Creo que así nos llamó el maestro Darío Echandía en los tiempos cuando aún existía la sanción moral y el apretón de manos sellaba cualquier negociación o arreglo en la sociedad colombiana; pónganse a pensar qué diría si fuera testigo del país en que nos convertimos, una recua de personas desorientadas y atemorizadas con una clase política controlada con puestos, prebendas, favores, contratos.
Y la dirigencia civil se agazapa en su zona de confort, hace señalamientos a sotto voce pero no manifiesta su descontento porque está haciendo fortunas. En el medio, nosotros, la clase media y la recua de subdivisiones hacia abajo, que existen para definir en cifras cómo se reparte la mala situación y la pobreza de la mayoría.

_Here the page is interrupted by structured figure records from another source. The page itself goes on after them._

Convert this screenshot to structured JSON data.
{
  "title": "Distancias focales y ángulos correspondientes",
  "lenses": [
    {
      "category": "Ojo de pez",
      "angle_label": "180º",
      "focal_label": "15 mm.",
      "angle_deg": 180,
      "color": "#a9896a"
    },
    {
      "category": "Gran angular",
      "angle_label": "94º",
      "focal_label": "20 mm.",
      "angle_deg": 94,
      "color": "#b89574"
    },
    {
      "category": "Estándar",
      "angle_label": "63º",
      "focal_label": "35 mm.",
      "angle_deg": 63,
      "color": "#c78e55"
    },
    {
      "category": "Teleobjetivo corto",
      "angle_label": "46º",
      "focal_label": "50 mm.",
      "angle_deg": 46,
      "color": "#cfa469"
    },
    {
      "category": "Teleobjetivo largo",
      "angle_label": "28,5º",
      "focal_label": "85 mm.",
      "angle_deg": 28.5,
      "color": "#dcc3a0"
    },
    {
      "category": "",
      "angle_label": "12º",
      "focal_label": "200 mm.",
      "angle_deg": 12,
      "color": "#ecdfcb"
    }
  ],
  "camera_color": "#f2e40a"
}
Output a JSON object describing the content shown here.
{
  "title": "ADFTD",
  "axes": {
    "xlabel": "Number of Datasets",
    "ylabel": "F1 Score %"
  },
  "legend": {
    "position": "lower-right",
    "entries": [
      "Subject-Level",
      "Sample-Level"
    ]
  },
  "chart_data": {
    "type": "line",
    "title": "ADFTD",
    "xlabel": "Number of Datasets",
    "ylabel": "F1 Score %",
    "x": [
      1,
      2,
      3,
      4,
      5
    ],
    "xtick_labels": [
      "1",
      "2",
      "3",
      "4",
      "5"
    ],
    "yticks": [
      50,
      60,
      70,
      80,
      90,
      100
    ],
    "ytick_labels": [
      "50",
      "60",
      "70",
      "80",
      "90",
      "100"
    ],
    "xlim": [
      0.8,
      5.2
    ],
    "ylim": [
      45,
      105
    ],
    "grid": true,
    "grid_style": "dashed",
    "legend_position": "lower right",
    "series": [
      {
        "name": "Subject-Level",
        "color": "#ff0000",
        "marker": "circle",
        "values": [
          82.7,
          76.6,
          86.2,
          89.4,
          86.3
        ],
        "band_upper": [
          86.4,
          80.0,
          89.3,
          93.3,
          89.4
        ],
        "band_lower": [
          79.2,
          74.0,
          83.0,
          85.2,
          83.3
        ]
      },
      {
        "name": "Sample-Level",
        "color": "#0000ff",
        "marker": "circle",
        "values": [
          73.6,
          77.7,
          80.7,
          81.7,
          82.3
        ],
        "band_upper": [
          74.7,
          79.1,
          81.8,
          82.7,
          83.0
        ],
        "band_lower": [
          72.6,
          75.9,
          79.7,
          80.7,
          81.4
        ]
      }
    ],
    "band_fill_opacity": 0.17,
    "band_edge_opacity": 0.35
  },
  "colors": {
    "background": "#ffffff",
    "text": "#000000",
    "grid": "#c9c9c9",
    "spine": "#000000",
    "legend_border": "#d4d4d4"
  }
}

Al mismo tiempo, con ese deterioro de las instituciones y la prostitución de funcionarios, aquí y allá, todos terminamos relacionándonos con el Estado, de alguna forma, en especial quienes deseamos investigar, nos interesa la ciencia y la tecnología y defendemos la visión de un país donde el bienestar y la cultura de todos, prime sobre el enriquecimiento personal o la inversión extranjera. Sí, es otra forma de mirar el mundo y al ser humano, porque siempre insistiremos en que el hombre está por encima del cemento.
Y la realidad, nos da la razón: nos hemos convertido en un país de cafres, creemos que lo malo no es la rosca sino estar fuera de ella y que, ser ventajista es la mejor forma de salir ganando.
El erario, dejó de ser el dinero del pueblo para transformarse en banco de segundo piso para que los presidentes, gobernadores y alcaldes puedan tener gobernabilidad y sus proyectos sean aprobados.
Esa certeza de que casi todo está amangualado, de que existen verdaderos emperadores, ha hecho que no surja el voto de opinión sino el comprometido, en mayor o menor escala, en pos de un beneficio personal.
La sociedad, maleada y complaciente, ofrece un espectáculo de miedo: todos a una queremos hacer lo que nos convenga y lo que nos dé la gana, despreciamos la ley, nos reímos de las medidas y no creemos media de lo que nos dice nuestros gobernantes.
Y como colofón, nos hemos vulgarizado a límites impensados, en esos tiempos que mencionaba al comienzo de este artículo.
En el caso de Barranquilla, por ejemplo, basta observar la movilidad para reconocer a una comunidad desordenada, irresponsable, altanera y violenta.
Entre que muchos conducen sin el menor conocimiento de las mínimas normas de circulación, y los otros lo hacemos como mejor convenga a nuestra urgencia, arriesgamos vidas, incluida la propia, acosamos a los peatones que, a su vez, retan a los conductores haciendo auténticas fintas entre los vehículos.
Y es eso, nos consolidamos como atarvanes, verdaderos cafres, sobrevivientes en el cemento, que optamos por la peor de las fórmulas para convivir, la violencia.
Pero si votamos bien en marzo, podemos llegar al posconflicto con el espíritu desarmado, la única forma de que los acuerdos que se firmen lleguen a convertirse en verdadera paz, donde todos quepamos sin necesidad de venderle el alma a un clientelista o a una guerrilla.